A robot inspects a power installation in China.

That aside, it is clear that skills, not unemployment in simple terms, will be the real battleground. And not only in Asia: governments throughout the world need to pursue education reform and promote lifelong learning in order to give human beings the best chance against the machines.

In particular, schools need incentives to strengthen the foundational skills that enable individuals to learn – and to relearn. Critical thinking and teamwork will be key abilities to acquire for the future, along with transferrable skills, niche/industry-specific expertise, and/or skills in the technologies themselves, such as robotics, AI, the IoT, and data analytics.

The bank says, “For imparting the specialised skills needed to work with new technologies, universities and institutions specialising in technical and vocational education and training (TVET) are key, and they will have to cater not only to the rising number of graduates from secondary education, but also to adults seeking to upgrade their skills or retrain.”

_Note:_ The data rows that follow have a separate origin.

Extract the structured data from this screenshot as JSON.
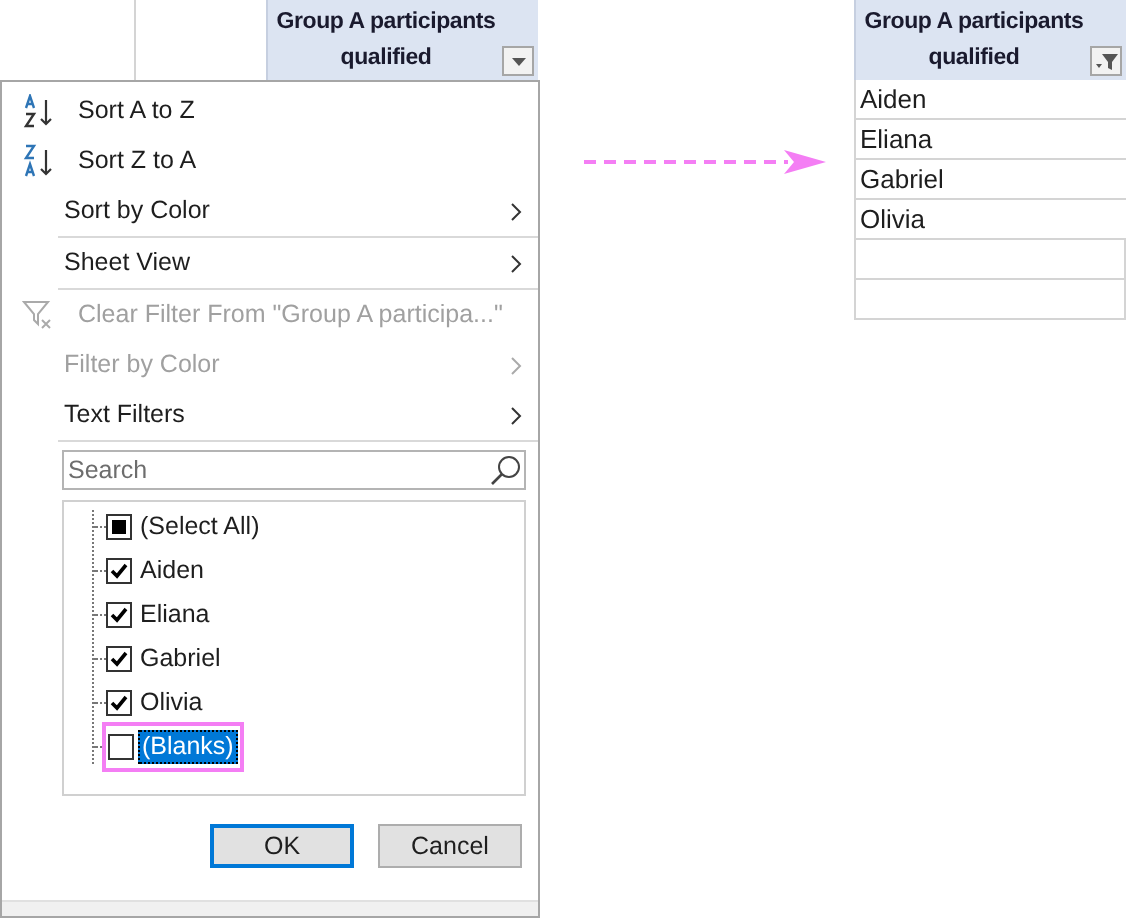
{
  "left_sheet": {
    "header": {
      "title": "Group A participants qualified",
      "filtered": false
    }
  },
  "menu": {
    "items": [
      {
        "kind": "sort-asc",
        "label": "Sort A to Z",
        "disabled": false,
        "divider_after": false
      },
      {
        "kind": "sort-desc",
        "label": "Sort Z to A",
        "disabled": false,
        "divider_after": false
      },
      {
        "kind": "submenu",
        "label": "Sort by Color",
        "disabled": false,
        "divider_after": true
      },
      {
        "kind": "submenu",
        "label": "Sheet View",
        "disabled": false,
        "divider_after": true
      },
      {
        "kind": "clear",
        "label": "Clear Filter From \"Group A participa...\"",
        "disabled": true,
        "divider_after": false
      },
      {
        "kind": "submenu",
        "label": "Filter by Color",
        "disabled": true,
        "divider_after": false
      },
      {
        "kind": "submenu",
        "label": "Text Filters",
        "disabled": false,
        "divider_after": true
      }
    ],
    "search": {
      "placeholder": "Search"
    },
    "values": [
      {
        "kind": "select-all",
        "label": "(Select All)",
        "indeterminate": true,
        "selected": false,
        "highlighted": false
      },
      {
        "kind": "value",
        "label": "Aiden",
        "checked": true,
        "selected": false,
        "highlighted": false
      },
      {
        "kind": "value",
        "label": "Eliana",
        "checked": true,
        "selected": false,
        "highlighted": false
      },
      {
        "kind": "value",
        "label": "Gabriel",
        "checked": true,
        "selected": false,
        "highlighted": false
      },
      {
        "kind": "value",
        "label": "Olivia",
        "checked": true,
        "selected": false,
        "highlighted": false
      },
      {
        "kind": "value",
        "label": "(Blanks)",
        "checked": false,
        "selected": true,
        "highlighted": true
      }
    ],
    "buttons": [
      {
        "label": "OK",
        "default": true
      },
      {
        "label": "Cancel",
        "default": false
      }
    ]
  },
  "right_sheet": {
    "header": {
      "title": "Group A participants qualified",
      "filtered": true
    },
    "rows": [
      "Aiden",
      "Eliana",
      "Gabriel",
      "Olivia"
    ]
  }
}
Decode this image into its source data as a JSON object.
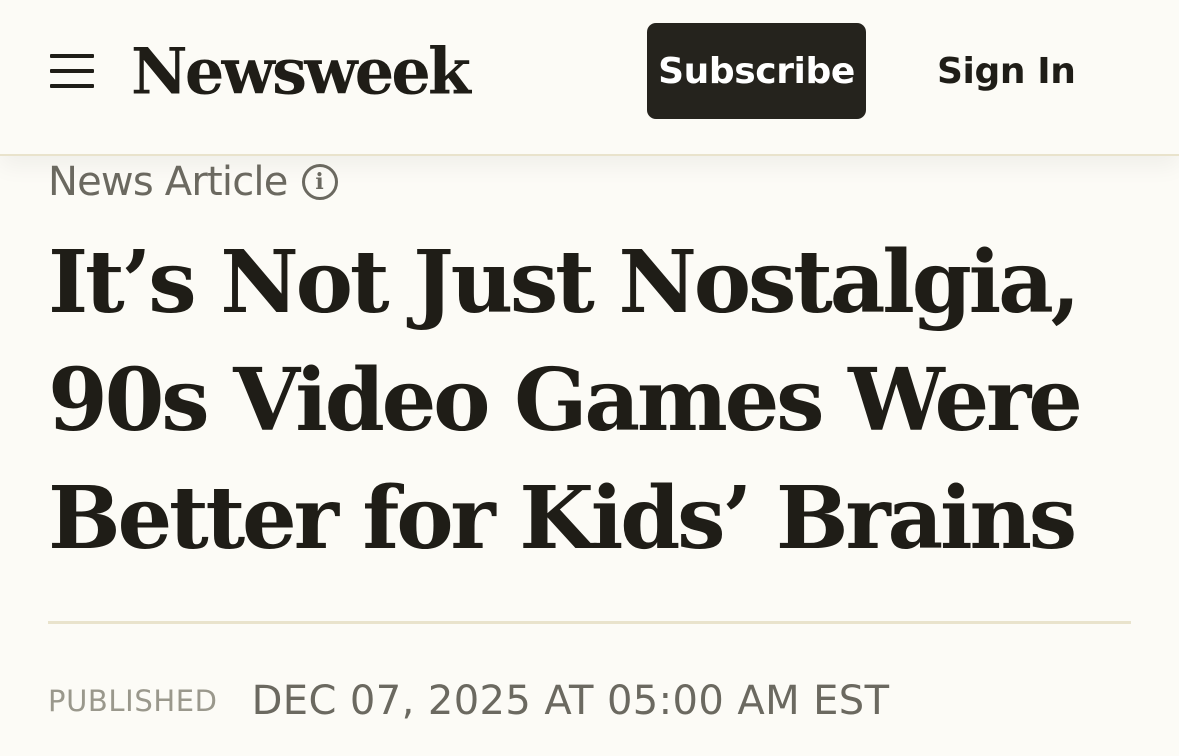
{
  "header": {
    "logo_text": "Newsweek",
    "subscribe_label": "Subscribe",
    "signin_label": "Sign In",
    "menu_icon": "hamburger-menu-icon"
  },
  "article": {
    "type_label": "News Article",
    "info_icon_glyph": "i",
    "headline": "It’s Not Just Nostalgia, 90s Video Games Were Better for Kids’ Brains",
    "published_label": "PUBLISHED",
    "published_date": "DEC 07, 2025 AT 05:00 AM EST"
  },
  "colors": {
    "background": "#fcfbf6",
    "text_primary": "#1f1d17",
    "text_secondary": "#6b6960",
    "text_muted": "#9a988c",
    "subscribe_bg": "#25231d",
    "divider": "#e9e3cc"
  }
}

And there is cause for optimism here, too, says the bank: new technologies can facilitate skills development, job-matching, and social protection. Machine learning and big data analytics are increasingly able to personalise services, including via adaptive learning and training – techniques that have been adopted in the West by education publishers such as Pearson, among others.

However, there must be troubling lessons here for the UK. The bank’s finding that rising demand and productivity are the key to ensuring that new technologies don’t create mass unemployment may alarm policymakers: in the UK, productivity is flatlining and growth is low and fragile.

Factor in the unpredictable effects of Brexit, including the risk of large employers quitting the country for continental Europe, and the prospects for local employment may be grim, especially as companies will have little choice but to implement robotics, AI, automation, and other new technologies, in order to cut costs and compete with Asia.

Skills, as ever, will be the key to long-term employability.